CGATOxford / UMI-tools

Tools for handling Unique Molecular Identifiers in NGS data sets
MIT License
494 stars 190 forks source link

Can you use UMI-tools for paired end sequences with a plate index? #200

Closed justincg327 closed 4 years ago

justincg327 commented 7 years ago

I'm trying to use UMI-tools to analyze a paired end scRNA seq and could use a little insight. Two, 96-well plates were used with an 8 base pair cell barcode and an 8 base pair UMI added to the 5' end of the read1 sequences and a plate index was added to the to the 5' end of the read2 sequences. The plate index was added so that all the sequencing data could be pooled but which plate each cell came from could be determined. The cells in the first plate received the plate index 5' ATTACTCG 3' and the second plate received 5' TCCGGAGA 3'. I successfully created the whitelist.txt with cell barcodes and UMIs from hgmm_100_R1.fastq but am not sure how to get the plate indices out. Is there anyway that UMI-tools can help me extract this data in addition to the UMIs and cell barcodes? If not, does anyone have any recommendations?

Thanks so much, I'm a novice at single-cell sequencing and could use some help!

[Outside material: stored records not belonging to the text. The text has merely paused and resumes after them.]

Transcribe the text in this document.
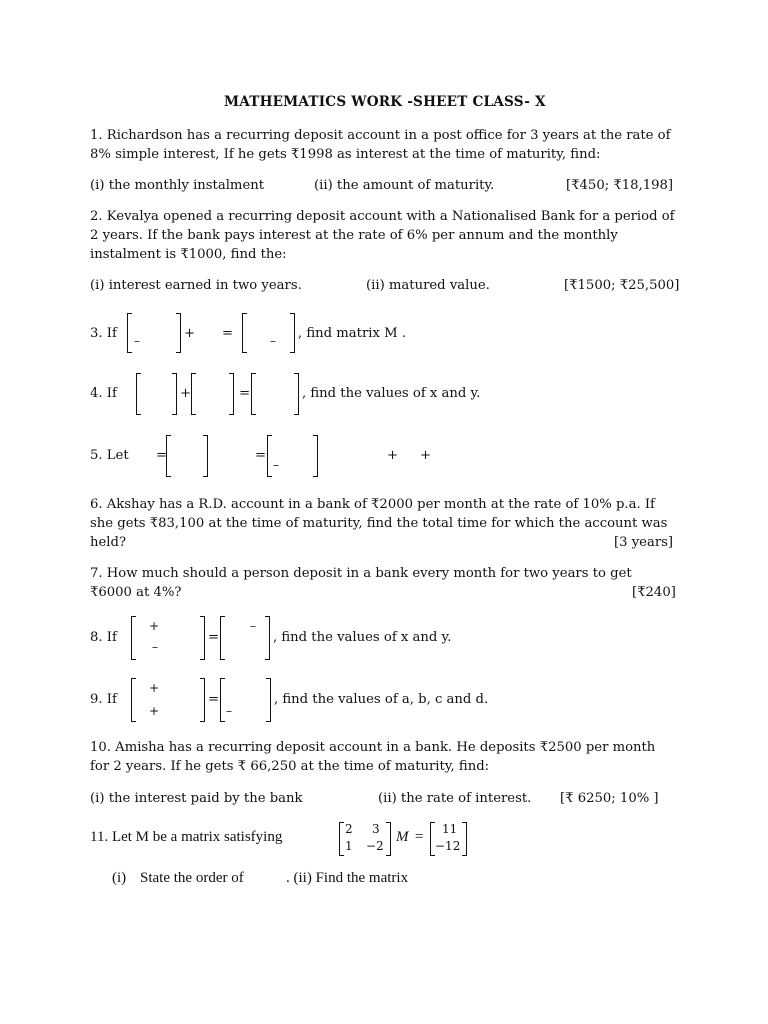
MATHEMATICS WORK -SHEET CLASS- X
1. Richardson has a recurring deposit account in a post office for 3 years at the rate of
8% simple interest, If he gets ₹1998 as interest at the time of maturity, find:
(i) the monthly instalment	(ii) the amount of maturity.	[₹450; ₹18,198]
2. Kevalya opened a recurring deposit account with a Nationalised Bank for a period of
2 years. If the bank pays interest at the rate of 6% per annum and the monthly
instalment is ₹1000, find the:
(i) interest earned in two years.	(ii) matured value.	[₹1500; ₹25,500]
3. If –	+ =	– , find matrix M .
4. If	+	=	, find the values of x and y.
5. Let =	=
–
+ +
6. Akshay has a R.D. account in a bank of ₹2000 per month at the rate of 10% p.a. If
she gets ₹83,100 at the time of maturity, find the total time for which the account was
held?	[3 years]
7. How much should a person deposit in a bank every month for two years to get
₹6000 at 4%?	[₹240]
8. If
+
–
=
–
, find the values of x and y.
9. If
+
+
=
–
, find the values of a, b, c and d.
10. Amisha has a recurring deposit account in a bank. He deposits ₹2500 per month
for 2 years. If he gets ₹ 66,250 at the time of maturity, find:
(i) the interest paid by the bank	(ii) the rate of interest. [₹ 6250; 10% ]
11. Let M be a matrix satisfying	2 3
1 −2
M = 11
−12
(i) State the order of	. (ii) Find the matrix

TomSmithCGAT commented 7 years ago

Hi @justincg327, just to make sure I understand you correctly, your barcodes take the form

read1 - CCCCCCCCNNNNNNNNXXX.... read2 - PPPPPPPPXXX...

where C = cell barcode, N = umi, P = plate, X=read sequence

I'm also assuming if you have used two 96-well plates that your whitelist should be a pre-defined set of 96 possible cell barcodes.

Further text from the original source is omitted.